Ayer, cuando me sentaba a escribir este comentario, vinieron a pedirme ir a visitar a una enferma. De lo poco que he aprendido siendo sacerdote (no porque se aprenda poco, sino porque yo soy muy torpe), es que a los enfermos no hay que hacerlos esperar, así que dejé el ordenador y me fui al hospital. ¿Era una urgencia urgente? Pues no estaba agonizando la mujer, estaba bastante lúcida, pero le debía la visita y el llevarle la Sagrada Comunión. En ocasiones nos dejamos llevar por lo inmediato y olvidamos lo importante. A veces queremos apurar hasta el último momento y entonces llegamos tarde. Lo importante hay que hacerlo, lo que en ocasiones se nos presenta como importantísimo hay que dejarlo esperar un poco más. Para distinguir lo importante de lo urgente no hay reglas demasiado estrictas, pero tal vez una pueda ser esta: Lo importante se refiere a Dios o a los demás por Dios, lo urgente suele referirse a nosotros mismos (aunque se oculte bajo las capas del trabajo, de una gestión o de un sentimiento). El ejemplo de ayer: me parecía urgente escribir este comentario (para no quedar mal otro día escribiendo tarde el comentario o tener que escribirlo muy temprano), pero lo importante era ir a ver a esa enferma. Hoy, cuando hago lo que era tan importante no funciona el servidor donde colgamos los comentarios, así que una vez escrito dormirá en mi disco duro hasta que pueda colgarlo. En el fondo no era tan urgente, y ustedes me disculparán.

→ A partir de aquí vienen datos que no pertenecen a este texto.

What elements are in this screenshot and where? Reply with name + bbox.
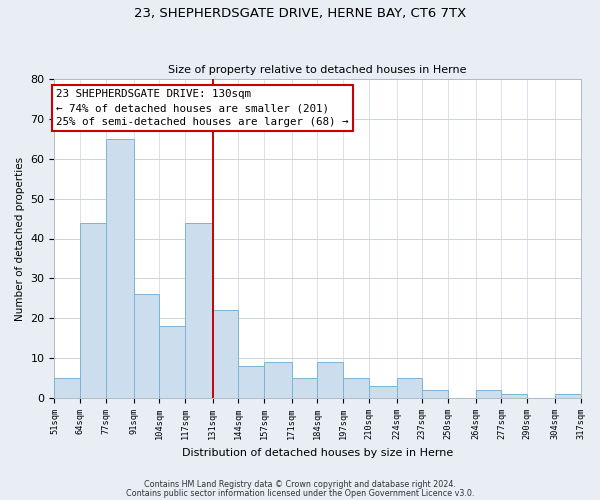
Bar — [106, 139, 134, 398]
Bar — [369, 386, 397, 398]
Bar — [55, 378, 80, 398]
Text: 23 SHEPHERDSGATE DRIVE: 130sqm
← 74% of detached houses are smaller (201)
25% of: 23 SHEPHERDSGATE DRIVE: 130sqm ← 74% of … — [56, 89, 349, 127]
Text: 23, SHEPHERDSGATE DRIVE, HERNE BAY, CT6 7TX: 23, SHEPHERDSGATE DRIVE, HERNE BAY, CT6 … — [134, 8, 466, 20]
Bar — [238, 366, 264, 398]
Bar — [134, 294, 159, 398]
Title: Size of property relative to detached houses in Herne: Size of property relative to detached ho… — [168, 66, 467, 76]
Text: Contains HM Land Registry data © Crown copyright and database right 2024.: Contains HM Land Registry data © Crown c… — [144, 480, 456, 489]
Bar — [422, 390, 448, 398]
Bar — [185, 222, 212, 398]
X-axis label: Distribution of detached houses by size in Herne: Distribution of detached houses by size … — [182, 448, 453, 458]
Bar — [212, 310, 238, 398]
Bar — [80, 222, 106, 398]
Bar — [159, 326, 185, 398]
Bar — [397, 378, 422, 398]
Bar — [476, 390, 502, 398]
Bar — [343, 378, 369, 398]
Bar — [264, 362, 292, 398]
Bar — [502, 394, 527, 398]
Bar — [317, 362, 343, 398]
Bar — [555, 394, 581, 398]
Y-axis label: Number of detached properties: Number of detached properties — [15, 156, 25, 320]
Bar — [292, 378, 317, 398]
Text: Contains public sector information licensed under the Open Government Licence v3: Contains public sector information licen… — [126, 488, 474, 498]
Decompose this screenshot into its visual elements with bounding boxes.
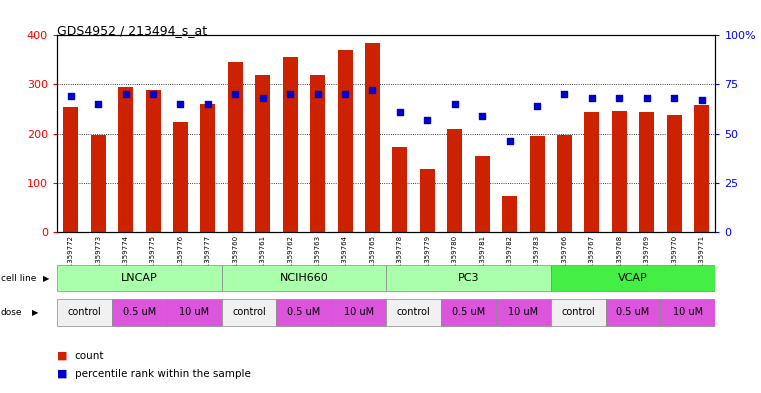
- Text: control: control: [396, 307, 431, 317]
- Bar: [386, 299, 441, 325]
- Bar: [386, 265, 551, 291]
- Point: [696, 97, 708, 103]
- Point: [531, 103, 543, 109]
- Text: LNCAP: LNCAP: [121, 273, 158, 283]
- Bar: [447, 129, 463, 232]
- Point: [284, 91, 296, 97]
- Point: [586, 95, 598, 101]
- Bar: [200, 104, 215, 232]
- Text: cell line: cell line: [1, 274, 36, 283]
- Text: 10 uM: 10 uM: [673, 307, 703, 317]
- Bar: [667, 115, 682, 232]
- Bar: [530, 136, 545, 232]
- Bar: [694, 105, 709, 232]
- Point: [119, 91, 132, 97]
- Bar: [420, 169, 435, 232]
- Bar: [276, 299, 331, 325]
- Point: [476, 113, 489, 119]
- Text: 0.5 uM: 0.5 uM: [288, 307, 320, 317]
- Text: 0.5 uM: 0.5 uM: [616, 307, 650, 317]
- Bar: [441, 299, 496, 325]
- Text: count: count: [75, 351, 104, 361]
- Bar: [551, 265, 715, 291]
- Text: 0.5 uM: 0.5 uM: [123, 307, 156, 317]
- Point: [339, 91, 351, 97]
- Point: [422, 117, 434, 123]
- Point: [174, 101, 186, 107]
- Text: control: control: [232, 307, 266, 317]
- Bar: [282, 57, 298, 232]
- Point: [613, 95, 626, 101]
- Bar: [112, 299, 167, 325]
- Point: [366, 87, 378, 94]
- Point: [229, 91, 241, 97]
- Bar: [91, 135, 106, 232]
- Text: ▶: ▶: [43, 274, 50, 283]
- Text: 10 uM: 10 uM: [508, 307, 539, 317]
- Bar: [551, 299, 606, 325]
- Bar: [255, 75, 270, 232]
- Text: control: control: [562, 307, 595, 317]
- Point: [311, 91, 323, 97]
- Bar: [661, 299, 715, 325]
- Point: [256, 95, 269, 101]
- Point: [449, 101, 461, 107]
- Text: percentile rank within the sample: percentile rank within the sample: [75, 369, 250, 379]
- Bar: [145, 90, 161, 232]
- Text: VCAP: VCAP: [618, 273, 648, 283]
- Bar: [57, 265, 221, 291]
- Text: control: control: [68, 307, 101, 317]
- Bar: [228, 62, 243, 232]
- Bar: [118, 87, 133, 232]
- Text: 10 uM: 10 uM: [179, 307, 209, 317]
- Bar: [57, 299, 112, 325]
- Text: PC3: PC3: [457, 273, 479, 283]
- Text: ▶: ▶: [32, 308, 39, 317]
- Point: [668, 95, 680, 101]
- Bar: [365, 43, 380, 232]
- Text: ■: ■: [57, 369, 68, 379]
- Bar: [310, 75, 325, 232]
- Bar: [221, 299, 276, 325]
- Point: [394, 109, 406, 115]
- Point: [641, 95, 653, 101]
- Bar: [221, 265, 386, 291]
- Text: ■: ■: [57, 351, 68, 361]
- Text: GDS4952 / 213494_s_at: GDS4952 / 213494_s_at: [57, 24, 207, 37]
- Bar: [475, 156, 490, 232]
- Text: 10 uM: 10 uM: [344, 307, 374, 317]
- Text: 0.5 uM: 0.5 uM: [452, 307, 485, 317]
- Bar: [557, 134, 572, 232]
- Bar: [606, 299, 661, 325]
- Point: [559, 91, 571, 97]
- Bar: [331, 299, 386, 325]
- Bar: [393, 147, 407, 232]
- Bar: [338, 50, 352, 232]
- Point: [202, 101, 214, 107]
- Bar: [63, 107, 78, 232]
- Bar: [584, 112, 600, 232]
- Point: [147, 91, 159, 97]
- Point: [504, 138, 516, 145]
- Point: [92, 101, 104, 107]
- Bar: [639, 112, 654, 232]
- Bar: [167, 299, 221, 325]
- Point: [65, 93, 77, 99]
- Bar: [173, 122, 188, 232]
- Text: dose: dose: [1, 308, 22, 317]
- Bar: [496, 299, 551, 325]
- Text: NCIH660: NCIH660: [279, 273, 328, 283]
- Bar: [612, 110, 627, 232]
- Bar: [502, 195, 517, 232]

“Juan envío a dos de sus discípulos a preguntar al Señor: ¿Eres tú el que ha de venir o tenemos que esperar a otro?” Siempre me ha asombrado esta parsimonia de Juan. Cuando el resto de Israel esperaba al Mesías, que ya llegaría algún día, y se dedicaba a las cosas urgentes; Juan estaba convencido de lo importante: la salvación de Dios se daría en sus días. Tal vez no fuese Jesús, pero estaba cerca. Juan tenía la promesa del Señor y se fía plenamente de ella, aunque no supiese distinguir los signos de su cumplimiento. No duda que está haciendo lo que Dos quiere, aunque no vea los frutos. Nosotros en ocasiones dedicamos mucho tiempo de nuestra vida a descubrir si estamos haciendo lo que Dios quiere o no, buscamos signos, señales, datos que ratifiquen nuestra elección. Cuantas veces me he encontrado con sacerdotes que han dejado el ministerio porque no “se sienten realizados”, matrimonios que dejan su vida común por unas cuantas decepciones, etc., etc. Buscamos los frutos, no la llamada. Confiar en Dios implica el saber que muchas veces vendrán dudas, malos momentos y fatigas. Cuando eso ocurre no hay que agobiarse pensando si esa es mi vocación o si me he equivocado. En el fondo eso es pensar que Dios nos quería para algo y al no hacerlo estamos equivocados (o Dios se equivocó al llamarnos). Pero Dios no nos quiere para nada, nos quiere porque nos quiere. Cuando hay crisis vocacionales lo que no hay que dudar es de la llamada que un día recibiste, ni Dios se equivocó al llamarte ni tú al contestar que sí. Lo que hay que hacer es pedirle a Dios que sigamos adelante sin esperar signos ni señales, con la certeza que Él nos mostrará (o no) lo que hace por nuestro medio cuando le venga en gana. Por eso esperar, en cristiano, es vivir. Vivir de fe y de confianza.
“Dichoso el que no se escandalice de mí.” Dejemos los tiempos a Dios, mientras tanto nosotros hagamos lo que tenemos que hacer, como María que fue corriendo a ver a su prima Isabel.